Fact #1: Fat on your body is not the same as fat in your food. Your body stores excess calories as fat. Whether those excess calories are in the form of carbs, fat, protein, or alcohol, if you’re consuming more calories than your body needs, your body will store these extra calories as fat. That means that even on a completely fat-free diet you can gain weight and store more fat on your body if you’re eating too many calories. A higher fat diet does not necessarily equate to a higher fat person.

Fact #2: Everyone needs fat. The body is unable to absorb, transport, and store certain vitamins (A, D, E, and K) without fat. Fat is important for building cell membranes, and it’s a major component of nerve cells. A lack of dietary fat can impair hormone production and signaling between cells. A small amount of fat is essential!

Fact #3: Not all fats are created equal. In general, research has shown that saturated fat and trans fat have negative effects on our cholesterol levels, putting us at higher risk for heart disease. The good news is that replacing these fats with polyunsaturated fats can actually improve cholesterol levels! In an attempt to simplify the research, public health messages that came out in the 1980’s advised us to limit total fat. Rather than defining the types of fats (or the foods in which they are commonly found), public health agencies advised we cut down on fat altogether. And so the low-fat craze was born!

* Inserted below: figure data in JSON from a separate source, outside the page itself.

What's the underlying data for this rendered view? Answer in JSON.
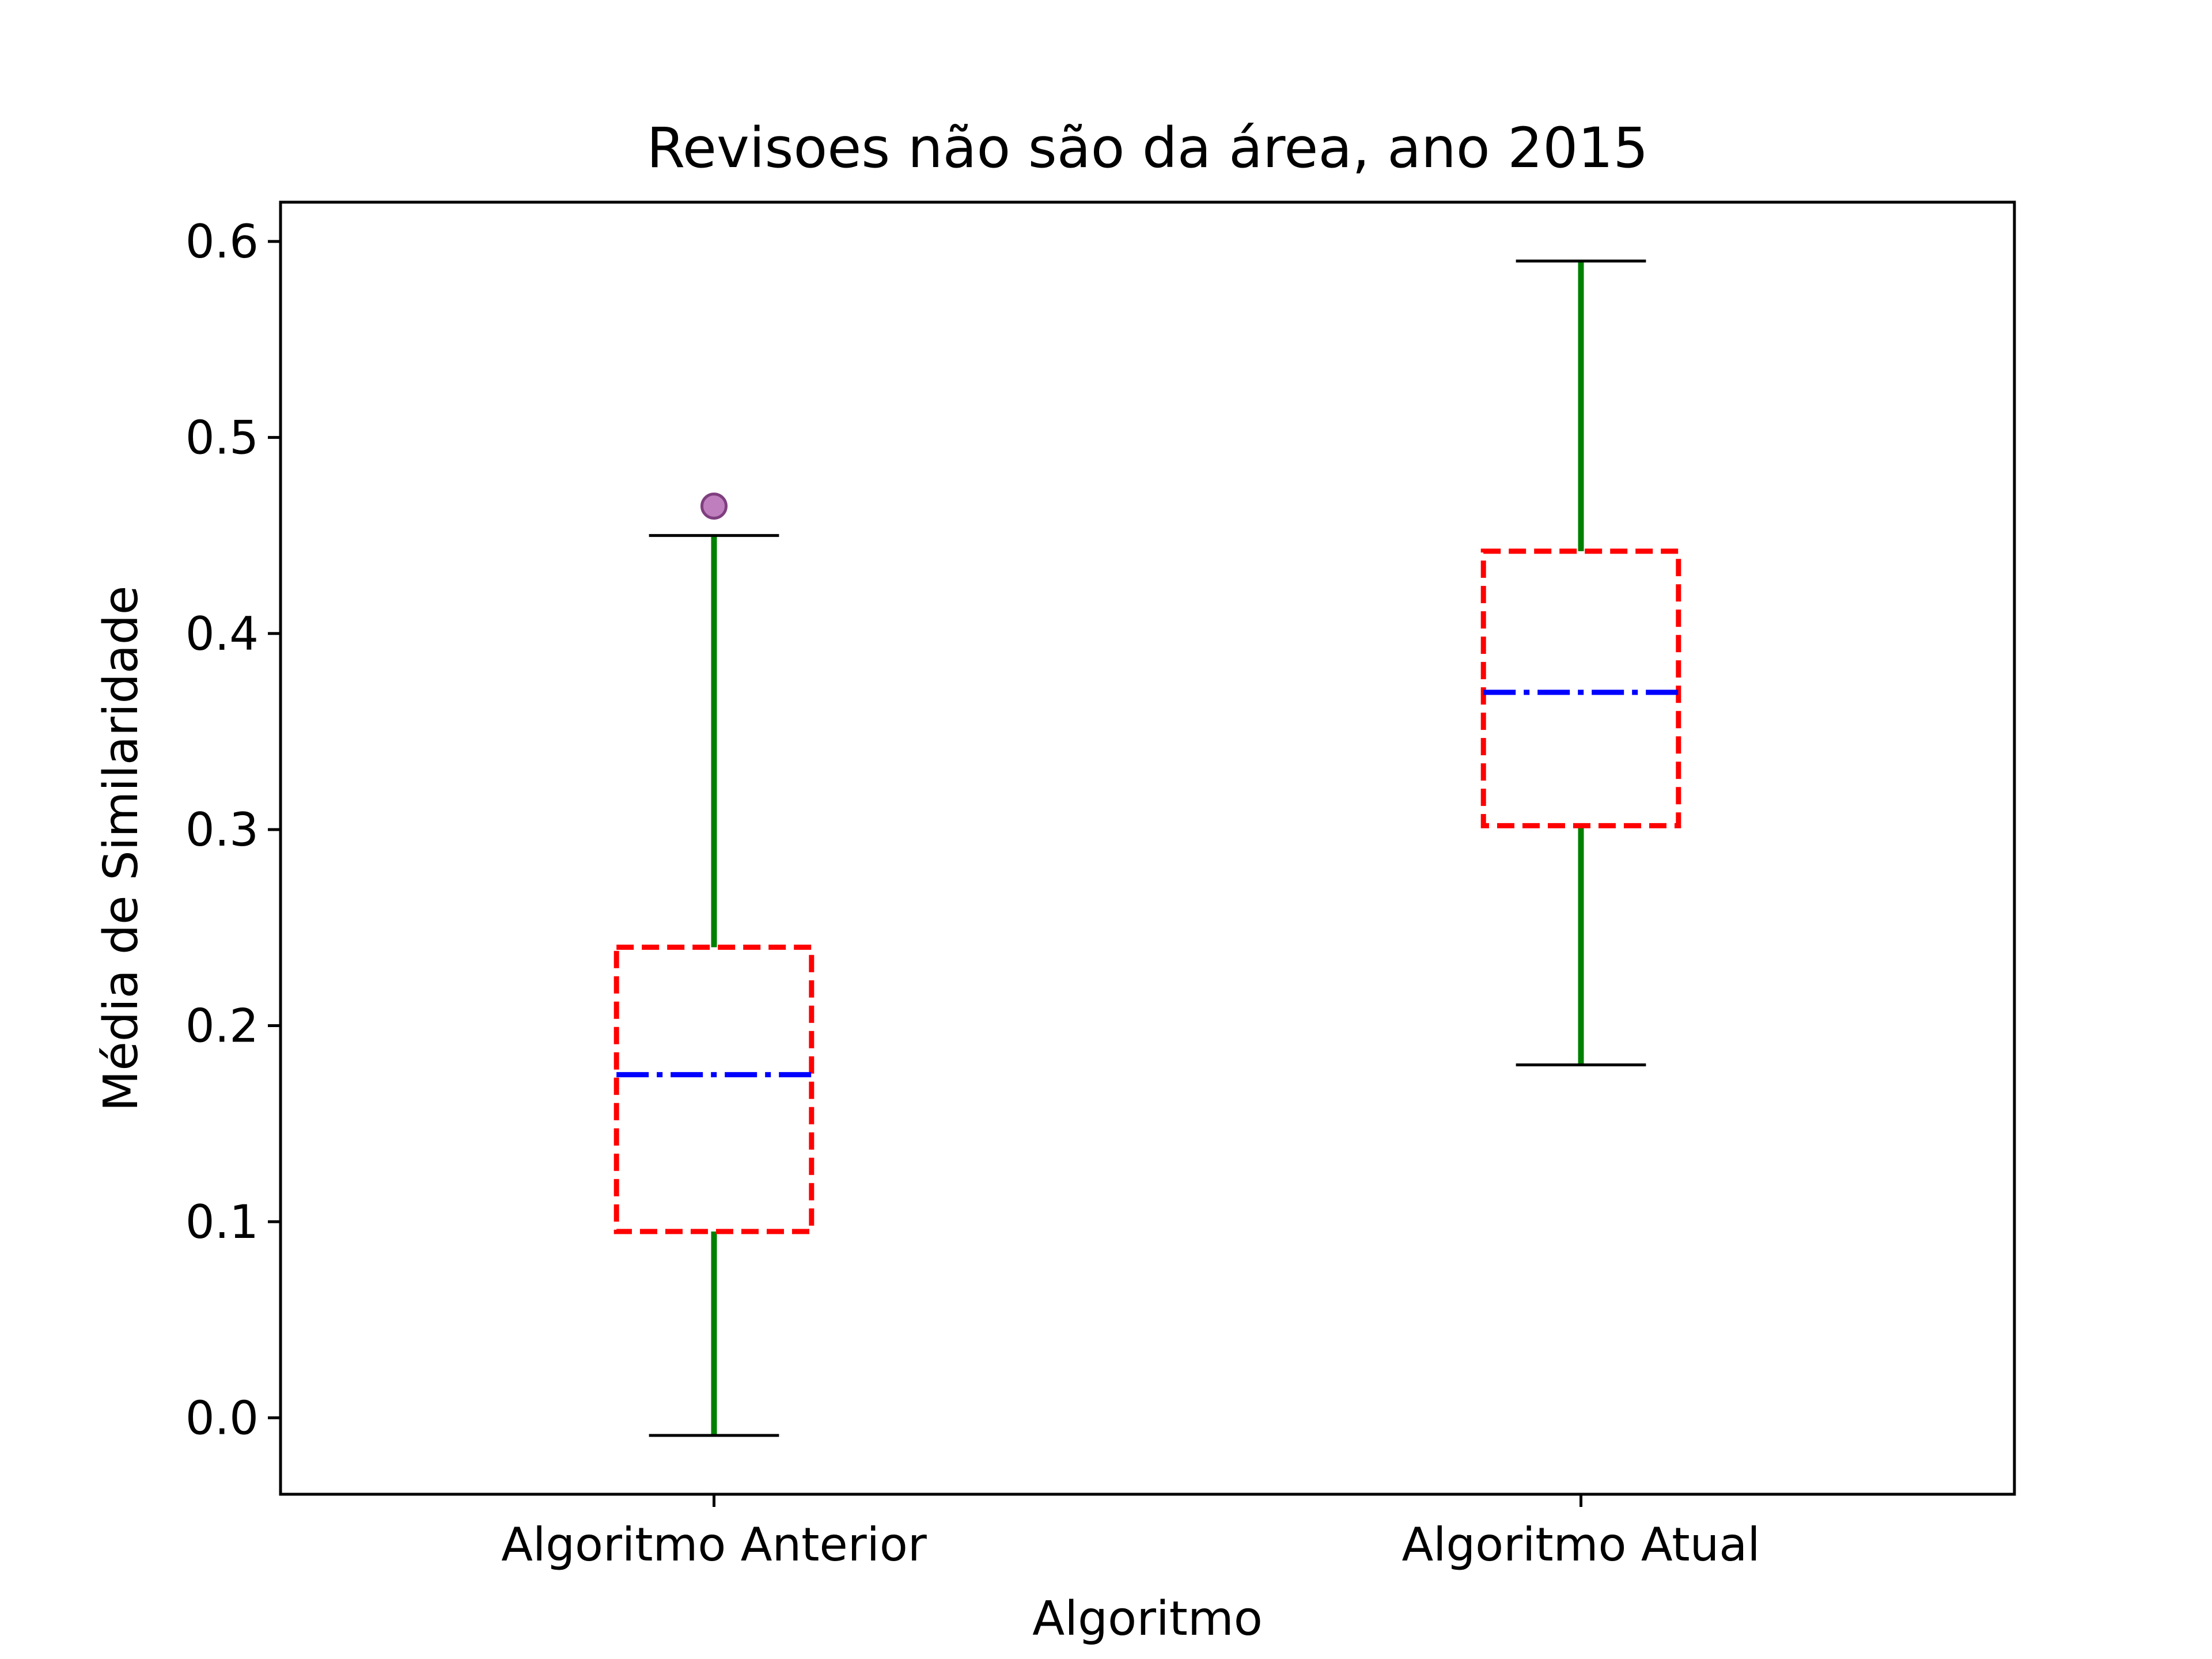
{
  "chart_data": {
    "type": "box",
    "title": "Revisoes não são da área, ano 2015",
    "xlabel": "Algoritmo",
    "ylabel": "Média de Similaridade",
    "ylim": [
      -0.039,
      0.62
    ],
    "yticks": [
      0.0,
      0.1,
      0.2,
      0.3,
      0.4,
      0.5,
      0.6
    ],
    "ytick_labels": [
      "0.0",
      "0.1",
      "0.2",
      "0.3",
      "0.4",
      "0.5",
      "0.6"
    ],
    "categories": [
      "Algoritmo Anterior",
      "Algoritmo Atual"
    ],
    "boxes": [
      {
        "category": "Algoritmo Anterior",
        "whisker_low": -0.009,
        "q1": 0.095,
        "median": 0.175,
        "q3": 0.24,
        "whisker_high": 0.45,
        "outliers": [
          0.465
        ]
      },
      {
        "category": "Algoritmo Atual",
        "whisker_low": 0.18,
        "q1": 0.302,
        "median": 0.37,
        "q3": 0.442,
        "whisker_high": 0.59,
        "outliers": []
      }
    ],
    "grid": false,
    "colors": {
      "box": "#ff0000",
      "median": "#0000ff",
      "whisker": "#008000",
      "cap": "#000000",
      "outlier_fill": "#bf7fbf",
      "outlier_edge": "#7f3f7f",
      "axes": "#000000"
    }
  }
}
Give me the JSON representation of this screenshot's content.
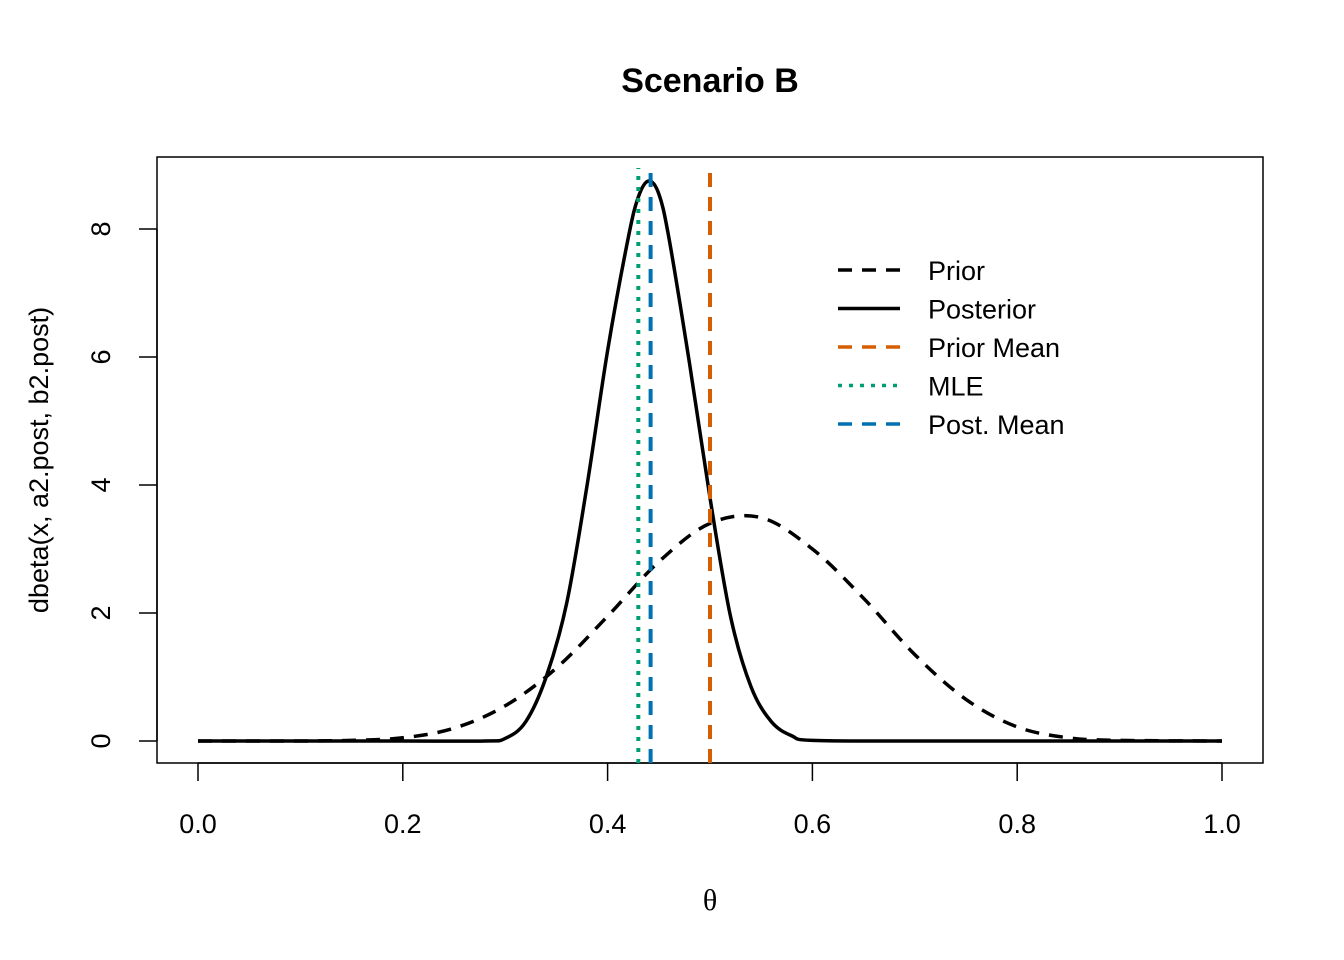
{
  "chart_data": {
    "type": "line",
    "title": "Scenario B",
    "xlabel": "θ",
    "ylabel": "dbeta(x, a2.post, b2.post)",
    "xlim": [
      0,
      1
    ],
    "ylim": [
      0,
      8.8
    ],
    "x_ticks": [
      0.0,
      0.2,
      0.4,
      0.6,
      0.8,
      1.0
    ],
    "x_tick_labels": [
      "0.0",
      "0.2",
      "0.4",
      "0.6",
      "0.8",
      "1.0"
    ],
    "y_ticks": [
      0,
      2,
      4,
      6,
      8
    ],
    "y_tick_labels": [
      "0",
      "2",
      "4",
      "6",
      "8"
    ],
    "grid": false,
    "legend_position": "top-right",
    "series": [
      {
        "name": "Prior",
        "style": "dashed",
        "color": "#000000",
        "x": [
          0.0,
          0.1,
          0.15,
          0.2,
          0.25,
          0.3,
          0.35,
          0.4,
          0.45,
          0.5,
          0.55,
          0.6,
          0.65,
          0.7,
          0.75,
          0.8,
          0.85,
          0.9,
          1.0
        ],
        "y": [
          0.0,
          0.0,
          0.01,
          0.05,
          0.2,
          0.55,
          1.14,
          1.95,
          2.8,
          3.4,
          3.49,
          3.0,
          2.23,
          1.35,
          0.65,
          0.22,
          0.05,
          0.01,
          0.0
        ]
      },
      {
        "name": "Posterior",
        "style": "solid",
        "color": "#000000",
        "x": [
          0.0,
          0.2,
          0.28,
          0.3,
          0.32,
          0.34,
          0.36,
          0.38,
          0.4,
          0.42,
          0.43,
          0.44,
          0.45,
          0.46,
          0.48,
          0.5,
          0.52,
          0.54,
          0.56,
          0.58,
          0.6,
          0.7,
          1.0
        ],
        "y": [
          0.0,
          0.0,
          0.0,
          0.04,
          0.3,
          1.0,
          2.15,
          4.0,
          6.1,
          7.85,
          8.5,
          8.75,
          8.55,
          7.85,
          5.9,
          3.8,
          1.95,
          0.85,
          0.3,
          0.08,
          0.01,
          0.0,
          0.0
        ]
      }
    ],
    "vlines": [
      {
        "name": "Prior Mean",
        "x": 0.5,
        "style": "dashed",
        "color": "#d55e00"
      },
      {
        "name": "MLE",
        "x": 0.43,
        "style": "dotted",
        "color": "#009e73"
      },
      {
        "name": "Post. Mean",
        "x": 0.442,
        "style": "dashed",
        "color": "#0072b2"
      }
    ],
    "legend": [
      {
        "label": "Prior",
        "style": "dashed",
        "color": "#000000"
      },
      {
        "label": "Posterior",
        "style": "solid",
        "color": "#000000"
      },
      {
        "label": "Prior Mean",
        "style": "dashed",
        "color": "#d55e00"
      },
      {
        "label": "MLE",
        "style": "dotted",
        "color": "#009e73"
      },
      {
        "label": "Post. Mean",
        "style": "dashed",
        "color": "#0072b2"
      }
    ]
  }
}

Fact #4: Just because a food is low in fat doesn’t mean it’s healthy. When the low-fat message came out, food manufacturers began making new, fat-free junk like SnackWell’s cookies. To make these fat-free cookies taste as good as regular cookies, manufacturers added extra sugar and chemicals to mimic the taste and feel of the original. If you compare the nutrition facts, you’ll find that one SnackWell’s Devil’s Food Cookie has roughly the same amount of calories and about 3g more sugar than an Oreo Cookie.

Here’s my bottom line: Fat is necessary, but the type and quantity you consume matter. Fat is the most calorie-dense nutrient, so it only takes a small amount of fat to add up to a lot of calories. When snacking on high-fat foods like nuts, measure out your serving size before you start eating so you don’t go overboard. Reduce saturated fat by limiting full-fat dairy products, fatty meats, butter, grain-based desserts, and deep-fried foods. Stay away from trans fats, which can be identified in the ingredients list as “hydrogenated” oils. Replace these with heart-healthy polyunsaturated fats found in fatty fish like salmon and trout, or healthy oils like soybean, corn, and sunflower.